What is the issue with my method, I make a substitution and get an integral in terms of $\theta$, then solve the integral, all of which is correct but the final answer is wrong, so am I not allowed to use $\tan \theta = e^{\frac{x}{2}}$ ? I only used this method because it works for other integrals similar to this one.
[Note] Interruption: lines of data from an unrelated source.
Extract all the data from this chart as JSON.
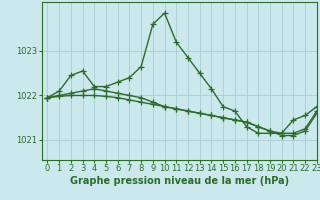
{
  "title": "Graphe pression niveau de la mer (hPa)",
  "bg_color": "#cbe8ec",
  "grid_color": "#a8cdd4",
  "line_color": "#2d6b2d",
  "xlim": [
    -0.5,
    23
  ],
  "ylim": [
    1020.55,
    1024.1
  ],
  "yticks": [
    1021,
    1022,
    1023
  ],
  "xticks": [
    0,
    1,
    2,
    3,
    4,
    5,
    6,
    7,
    8,
    9,
    10,
    11,
    12,
    13,
    14,
    15,
    16,
    17,
    18,
    19,
    20,
    21,
    22,
    23
  ],
  "series1_x": [
    0,
    1,
    2,
    3,
    4,
    5,
    6,
    7,
    8,
    9,
    10,
    11,
    12,
    13,
    14,
    15,
    16,
    17,
    18,
    19,
    20,
    21,
    22,
    23
  ],
  "series1_y": [
    1021.95,
    1022.1,
    1022.45,
    1022.55,
    1022.2,
    1022.2,
    1022.3,
    1022.4,
    1022.65,
    1023.6,
    1023.85,
    1023.2,
    1022.85,
    1022.5,
    1022.15,
    1021.75,
    1021.65,
    1021.3,
    1021.15,
    1021.15,
    1021.15,
    1021.45,
    1021.55,
    1021.75
  ],
  "series2_x": [
    0,
    1,
    2,
    3,
    4,
    5,
    6,
    7,
    8,
    9,
    10,
    11,
    12,
    13,
    14,
    15,
    16,
    17,
    18,
    19,
    20,
    21,
    22,
    23
  ],
  "series2_y": [
    1021.95,
    1022.0,
    1022.05,
    1022.1,
    1022.15,
    1022.1,
    1022.05,
    1022.0,
    1021.95,
    1021.85,
    1021.75,
    1021.7,
    1021.65,
    1021.6,
    1021.55,
    1021.5,
    1021.45,
    1021.4,
    1021.3,
    1021.2,
    1021.15,
    1021.15,
    1021.25,
    1021.65
  ],
  "series3_x": [
    0,
    1,
    2,
    3,
    4,
    5,
    6,
    7,
    8,
    9,
    10,
    11,
    12,
    13,
    14,
    15,
    16,
    17,
    18,
    19,
    20,
    21,
    22,
    23
  ],
  "series3_y": [
    1021.95,
    1021.98,
    1022.0,
    1022.0,
    1022.0,
    1021.98,
    1021.95,
    1021.9,
    1021.85,
    1021.8,
    1021.75,
    1021.7,
    1021.65,
    1021.6,
    1021.55,
    1021.5,
    1021.45,
    1021.4,
    1021.3,
    1021.2,
    1021.1,
    1021.1,
    1021.2,
    1021.6
  ],
  "marker": "+",
  "markersize": 4,
  "linewidth": 1.0,
  "title_fontsize": 7,
  "tick_fontsize": 6
}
$\displaystyle\operatorname{Let} e^{\frac{x}{2}}=\tan \theta$. By pythagorean identities, $\displaystyle\cos \theta=\dfrac{1}{\sqrt{1+e^x}} \implies \sec \theta=\sqrt{1+e^x}$
$$
\begin{aligned}
\\
& \frac{d}{d \theta}\left(\tan \theta=e^{\frac{x}{2}}\right)= \\
& \sec ^2 \theta=\frac{1}{2} e^{\frac{x}{2}} \frac{d x}{d \theta} \iff \frac{2 \sec^2 \theta}{\tan \theta} d \theta=d x \\
& \text{Then, }I = \int{\sqrt{1+e^x}}dx = 2 \int \sec ^3 \theta \cot \theta d \theta=2 \int \sec ^2 \theta \csc \theta d \theta \\
& =2\sec \theta-2 \ln |\csc \theta+\cot \theta|+C \\
& \quad \\
& \sec \theta=\sqrt{1+e^2} \implies \csc \theta=\frac{\sqrt{1+e^x}}{e^{\frac{x}{2}}}, \, \quad \tan\theta = e^{\frac{x}{2}} \implies \cot \theta=\frac{1}{e^{\frac{x}{2}}} \\
& \therefore I=2 \sqrt{1+e^x}-2 \ln \left(\frac{1+\sqrt{1+e^x}}{e^{\frac{x}{2}}}\right)+C \\
& =2 \sqrt{1+e^x}+x-\ln \left(1+\sqrt{1+e^x}\right)^2+C \\
&
\end{aligned}
$$
Best Answer
Short answer: Your answer is correct.
If you want more details, you need to explain why you think it's incorrect. Those details are currently lacking.